Create a .txt file named README.txt. In it, include the following.

 Your name and UWNetID
 
 1. Which extra credit options you implemented, if any, in both Part IIA and Part IIB.

 2. Brief explanation of your hash function h3 for blocks and why you think
    it should do a good job in terms of (a) key scattering and (b) efficiency.

 3. An answer to the question: "When building a size-256 palette for the UW image
    and block size 16, which hash function was most efficient?"

 3. Answers to the questions: (3a) "Under what hash function, palette size, 
    block size, and image does the fast encoding method run at least a factor of 10
    faster than the slow-and-simple method?" (3b) "Why is it faster in such a case?"

 4. An answer to the question: "What kind of compression ratio can one
    expect from indexed color encoding, assuming one is willing to
    accept a slightly noticeable distortion in the colors of an image?"

 5. Answers to the questiona: (5a) "How does changing the block size affect the color
    quality of the decoded image using a size-16 palette and the Mt-Rainier.jpg
    image?" (5b) why?

Turn in your README.txt file with your source files, via Catalyst CollectIt, before the Part II deadline.

Turn-in

Turn in your source files through our Catalyst CollectIt dropbox.

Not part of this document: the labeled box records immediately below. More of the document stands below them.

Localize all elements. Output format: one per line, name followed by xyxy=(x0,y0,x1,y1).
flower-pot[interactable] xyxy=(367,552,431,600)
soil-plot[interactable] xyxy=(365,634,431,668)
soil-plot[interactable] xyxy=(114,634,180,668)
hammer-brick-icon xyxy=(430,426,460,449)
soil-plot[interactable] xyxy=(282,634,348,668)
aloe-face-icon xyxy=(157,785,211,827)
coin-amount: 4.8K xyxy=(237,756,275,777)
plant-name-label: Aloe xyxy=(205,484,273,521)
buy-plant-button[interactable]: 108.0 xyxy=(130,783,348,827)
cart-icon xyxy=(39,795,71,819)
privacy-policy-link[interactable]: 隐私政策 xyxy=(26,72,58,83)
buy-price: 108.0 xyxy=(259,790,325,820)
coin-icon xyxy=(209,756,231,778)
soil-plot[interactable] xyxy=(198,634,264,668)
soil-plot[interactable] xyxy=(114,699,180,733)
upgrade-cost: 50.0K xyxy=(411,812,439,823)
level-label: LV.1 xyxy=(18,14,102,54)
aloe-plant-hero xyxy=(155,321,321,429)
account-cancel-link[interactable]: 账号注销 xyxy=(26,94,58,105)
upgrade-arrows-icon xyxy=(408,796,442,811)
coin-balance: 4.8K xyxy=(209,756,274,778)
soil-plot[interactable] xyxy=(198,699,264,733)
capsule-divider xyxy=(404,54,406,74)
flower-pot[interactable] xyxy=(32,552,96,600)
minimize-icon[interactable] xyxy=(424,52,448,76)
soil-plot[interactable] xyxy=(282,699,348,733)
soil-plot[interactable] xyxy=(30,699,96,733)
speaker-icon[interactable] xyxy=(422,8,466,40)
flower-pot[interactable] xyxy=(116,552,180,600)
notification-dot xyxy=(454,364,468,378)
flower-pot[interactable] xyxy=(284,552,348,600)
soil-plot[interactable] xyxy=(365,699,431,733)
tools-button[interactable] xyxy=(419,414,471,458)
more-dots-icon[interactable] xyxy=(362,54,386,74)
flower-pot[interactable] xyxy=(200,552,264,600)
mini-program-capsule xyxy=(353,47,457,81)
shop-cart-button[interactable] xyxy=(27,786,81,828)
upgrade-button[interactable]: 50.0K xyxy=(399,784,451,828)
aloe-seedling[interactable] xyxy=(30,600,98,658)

Part II of this assignment (both A and B) is due Wednesday, February 10 at 11:59 PM. Late penalties apply (see the policies page for details).

Late addition: For anyone wondering what a "compression ratio" is, here it is. When data, such as an image, is "compressed", the original version (typically in a file) is processed so that it can be represented with fewer bits of information. This reduction in size is why the transformation of the representation is called compression. Suppose the original version required 20 megabits of information to represent and the new version required only 10 megabits. Then the compression ratio is the fraction NEW / OLD where OLD is the number of bits used by the original (here 20,000,000) and NEW is the number of bits used by the new version (here 10,000,000). For this example, the compression ratio is 1/2.

In this assignment, you may compute the size of the original image and the size of the indexed color representation using the following guidelines. An array of RGB values can be assumed to require 3 N bytes, where N is the number of pixels. A byte is 8 bits. (In actuality it may be 4 N bytes, due to the alpha value in each pixel, but ignore this since we are not doing anything with the alpha value anyway.) For the indexed color representation the number of bits is the sum of the numbers of bits for the palette and for the array of indexes. The palette bytes (corrected from bits) are 3 M, where M is the number of palette entries. The array of indices takes N b, where N is the number of pixels and b is the number of bits per pixel, which should be log (base 2) of the palette size M.

Version 1.0 Released Saturday, Feb. 6 at 4:05 PM. "Compresion ratio" explanation added Feb. 15. Also, clarification of "POSSIBLE" distinct keys added Feb. 15. "Bits" corrected to "bytes" in discussion of palette memory requirements Feb. 17.